Suka dan Duka di Seine

By , Senin, 28 April 2014 | 10:18 WIB

Bukankah arena baru itu menjadikan Paris lebih menyenangkan?

“Paris bukan tempat bersenang-senang. Kami perlu bekerja.”

Di tepi sungai yang telah berubah wujud di depan Musée d’Orsay, begitu banyak orang tampak larut dalam kesenangan.

“Kami orang Paris, tetapi tidak merasa seperti di Paris,” kata Bertine Pakap, ahli kecantikan yang bermukim di Batignolles, sebuah arron­dissement terpencil. Dia datang untuk meng­hadiri reuni keluarga. Putrinya Elohina dengan penuh minat menonton dua orang seniman pantomim, sementara ibunya asyik duduk di meja piknik.

“Biasanya kami tak akan mendatangi ling­kungan seapik ini,” katanya. “Tempat semacam ini nyaris tak terjangkau oleh kami. Sekarang lebih demokratis. Juga gratis—kami tak perlu membayar untuk hiburan.”

!break!

PENUMPANG

Pada pukul 18.20, tiga orang pria mengantre di depan gang menuju Fleuron St. Jean, kapal pengangkut hijau muda yang berlabuh di pinggir kota. Mereka hendak bertolak dalam sebuah pelayaran semalam yang tak melibatkan perjalanan—hanya makanan hangat dan ranjang yang nyaman.

“Kami menyebut mereka penumpang hanya untuk alasan kehormatan,” ujar Adrien Casseron, manajer rumah singgah terapung untuk tunawisma yang didanai oleh Ordo Malta di Prancis, dan 30 Million Friends Foundation, sebuah organisasi pencinta binatang (para pe­numpang diperbolehkan membawa anjing mereka). Pelayaran ini menjadi selingan dalam ke­hidupan yang terhambat oleh kemiskinan dan kekurangan lapangan kerja.

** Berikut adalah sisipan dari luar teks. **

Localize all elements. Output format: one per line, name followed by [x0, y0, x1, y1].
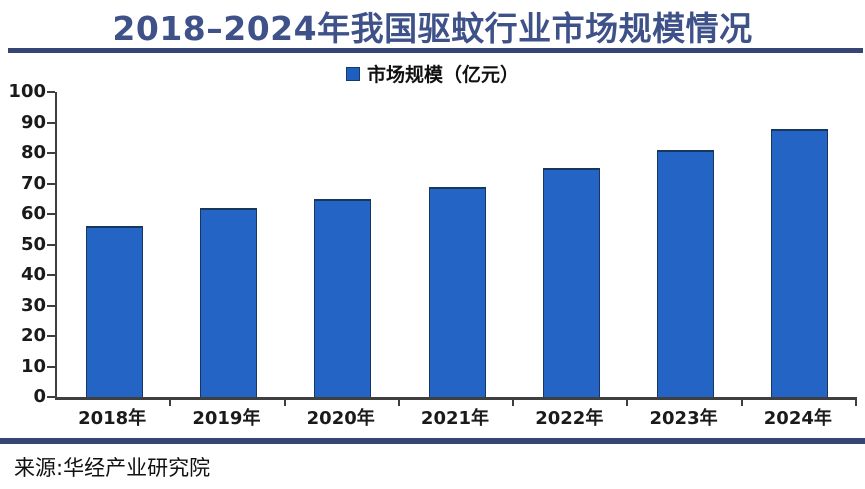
y-axis-label: 60 [20, 203, 46, 224]
bar-2024年 [771, 128, 829, 397]
bar-2020年 [314, 198, 372, 397]
x-axis-label: 2020年 [306, 408, 375, 429]
bar-2019年 [199, 207, 257, 397]
x-axis-tick [283, 400, 286, 406]
y-axis-label: 30 [20, 294, 46, 316]
y-axis-label: 90 [20, 111, 46, 133]
y-axis-tick [47, 304, 55, 307]
y-axis-tick [47, 182, 55, 185]
y-axis-tick [47, 91, 55, 93]
x-axis-label: 2018年 [78, 408, 147, 429]
x-axis-tick [855, 400, 857, 406]
x-axis-tick [512, 400, 515, 406]
x-axis-label: 2024年 [763, 408, 832, 429]
y-axis-label: 10 [20, 355, 46, 377]
y-axis-label: 100 [8, 81, 46, 102]
x-axis-label: 2023年 [649, 408, 718, 429]
y-axis-label: 80 [20, 142, 46, 163]
x-axis-tick [740, 400, 743, 406]
y-axis-label: 70 [20, 172, 46, 194]
x-axis-tick [397, 400, 400, 406]
y-axis-tick [47, 121, 55, 124]
x-axis-label: 2022年 [535, 408, 604, 429]
source-credit: 来源:华经产业研究院 [14, 456, 211, 480]
y-axis-tick [47, 396, 55, 398]
x-axis-label: 2019年 [192, 408, 261, 429]
y-axis-tick [47, 213, 55, 215]
y-axis-tick [47, 274, 55, 276]
plot-area [55, 92, 857, 406]
bottom-divider-rule [0, 438, 865, 444]
y-axis-label: 20 [20, 325, 46, 346]
y-axis-label: 50 [20, 233, 46, 255]
y-axis-label: 40 [20, 264, 46, 285]
legend-swatch-icon [345, 66, 360, 81]
bar-2023年 [657, 149, 715, 397]
title-underline-rule [8, 48, 863, 53]
y-axis-label: 0 [33, 386, 46, 407]
bar-2021年 [428, 186, 486, 397]
legend-label: 市场规模（亿元） [366, 64, 519, 86]
bar-2018年 [85, 226, 143, 397]
bar-2022年 [542, 168, 600, 397]
chart-legend: 市场规模（亿元） [0, 60, 865, 87]
x-axis-tick [169, 400, 172, 406]
y-axis-tick [47, 152, 55, 154]
y-axis-tick [47, 243, 55, 246]
y-axis-tick [47, 365, 55, 368]
x-axis-label: 2021年 [420, 408, 490, 429]
x-axis-tick [626, 400, 629, 406]
y-axis-tick [47, 335, 55, 337]
chart-title: 2018–2024年我国驱蚊行业市场规模情况 [112, 9, 753, 48]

“Di desa, jika Anda kehilangan pekerjaan, tetangga Anda siap menolong. Di kota besar Anda sendirian. Anda kehilangan pekerjaan, keluarga, dan mendapati diri Anda terlunta-lunta di jalan.

“Jangan bayangkan hanya orang Prancis yang ditampung di kapal ini,” tambahnya. “Jika ada konflik di Mali atau Afganistan, orang-orang dari sana juga terlihat di sini.”

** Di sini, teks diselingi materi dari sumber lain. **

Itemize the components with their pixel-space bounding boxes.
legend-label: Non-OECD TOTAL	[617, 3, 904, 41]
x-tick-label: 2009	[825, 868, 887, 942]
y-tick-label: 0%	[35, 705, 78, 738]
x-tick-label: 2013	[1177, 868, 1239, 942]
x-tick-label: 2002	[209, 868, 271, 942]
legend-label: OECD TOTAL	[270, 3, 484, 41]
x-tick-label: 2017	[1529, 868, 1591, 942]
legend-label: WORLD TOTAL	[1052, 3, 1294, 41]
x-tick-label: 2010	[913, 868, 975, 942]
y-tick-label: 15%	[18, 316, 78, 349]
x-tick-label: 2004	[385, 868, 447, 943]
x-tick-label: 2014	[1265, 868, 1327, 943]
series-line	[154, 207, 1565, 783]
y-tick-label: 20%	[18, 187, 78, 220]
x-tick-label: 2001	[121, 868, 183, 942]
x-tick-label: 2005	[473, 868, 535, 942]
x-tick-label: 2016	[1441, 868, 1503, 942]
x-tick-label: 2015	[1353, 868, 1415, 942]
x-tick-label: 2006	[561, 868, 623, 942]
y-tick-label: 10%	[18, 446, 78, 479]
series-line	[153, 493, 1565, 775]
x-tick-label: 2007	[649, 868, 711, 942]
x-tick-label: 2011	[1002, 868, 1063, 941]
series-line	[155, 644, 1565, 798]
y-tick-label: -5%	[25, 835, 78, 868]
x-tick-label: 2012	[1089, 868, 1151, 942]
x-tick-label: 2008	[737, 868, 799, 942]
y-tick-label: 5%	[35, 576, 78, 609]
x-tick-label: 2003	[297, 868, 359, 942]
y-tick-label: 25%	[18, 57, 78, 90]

Pria-pria itu, ada yang membawa ransel, ada yang hanya berbekal pakaian yang melekat di badan, disambut dengan jabat tangan dan diantar ke ranjang mereka. Pada 19.45, mereka menyantap makan malam. Menu hari itu: buncis, ikan, keju, yogurt, dan buah, disajikan “seperti di rumahmu sendiri,” kata Casseron.

“Asal saya dari Martinique,” kata René, 58, yang mengenakan kaus abu-abu dan celana jins. Dengan suara sarat kesedihan, dia bercerita tentang alasannya dipecat dari pekerjaan terakhirnya sebagai perakit lemari penyimpan barang-barang elektronik.